Do I need someone to come over? To do what? Stare at me? Watch me be fragile? Pity me? "Thanks," I texted back. "I'm ok; freaked a bit, but ok." Nothing to see here, folks. Pay no attention to the woman behind the curtain.
The phone rang. "I'm coming over." Then she hung up.
And she came over. She hugged me and talked to me. She asked what I wanted. She asked what I needed. She waited for me to answer every question. I was surprised (not really) that I still have no real vocabulary for this - no true ability to articulate what it is that I want or need. She was gentle and loving and patient. She asked what I wanted for lunch. "I can get it," I said. "What can I get you?"
I refused to let her see my need. This Fixer of Broken Things cannot - will not - be fixed.
"Don't be silly! I came to help you," she said.

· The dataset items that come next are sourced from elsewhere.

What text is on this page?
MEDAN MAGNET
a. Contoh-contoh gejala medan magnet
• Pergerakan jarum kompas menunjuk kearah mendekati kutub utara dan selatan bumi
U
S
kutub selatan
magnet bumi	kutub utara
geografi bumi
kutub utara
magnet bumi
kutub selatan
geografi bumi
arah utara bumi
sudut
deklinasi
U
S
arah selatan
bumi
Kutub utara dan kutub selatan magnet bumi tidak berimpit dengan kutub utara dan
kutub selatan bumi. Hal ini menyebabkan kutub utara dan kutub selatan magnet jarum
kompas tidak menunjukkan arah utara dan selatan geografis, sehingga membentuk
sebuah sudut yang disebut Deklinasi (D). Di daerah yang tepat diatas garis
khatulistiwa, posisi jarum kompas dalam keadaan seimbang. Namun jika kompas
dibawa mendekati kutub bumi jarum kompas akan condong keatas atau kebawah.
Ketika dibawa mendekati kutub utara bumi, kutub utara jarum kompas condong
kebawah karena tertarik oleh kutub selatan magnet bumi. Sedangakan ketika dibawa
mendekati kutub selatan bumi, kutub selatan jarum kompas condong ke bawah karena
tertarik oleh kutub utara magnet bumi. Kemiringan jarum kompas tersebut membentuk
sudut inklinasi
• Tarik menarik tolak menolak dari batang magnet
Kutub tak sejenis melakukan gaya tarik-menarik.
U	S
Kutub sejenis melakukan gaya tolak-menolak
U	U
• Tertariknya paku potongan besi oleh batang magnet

Ugh. I hate showing vulnerability. I hate that I need. "I hate being so weak," I mumbled. Like my insistence that a "nonononono" will keep a thing from happening, I cling to the belief that all my various ailments and complaints are subject to my will alone, while I tamp down the fear that all my vulnerability makes me less than and my need will swallow me whole and drag you down with me.
"Oh honey! I didn't come over because you needed anything. I came because I love you,"
And there it was - clean and clear and filled with such exquisite beauty - love. Not because of. Not in spite of. No qualifiers at all. Just love.
There's a lot of crap in my days. My weeks. Months. I carry it with me, as burden and badge of honor both. It is comfortable, a known quantity. It is exhausting, really. But there are these moments, skipping and slipping through all that curious dross of mine that lift me and set me free, that remind me that there is love, unfettered, unbound.
For all the moments, every single one of them, let me say, amen. For the lessons - all of them, but especially for this gift of such breathtaking grace, let me say, thanks.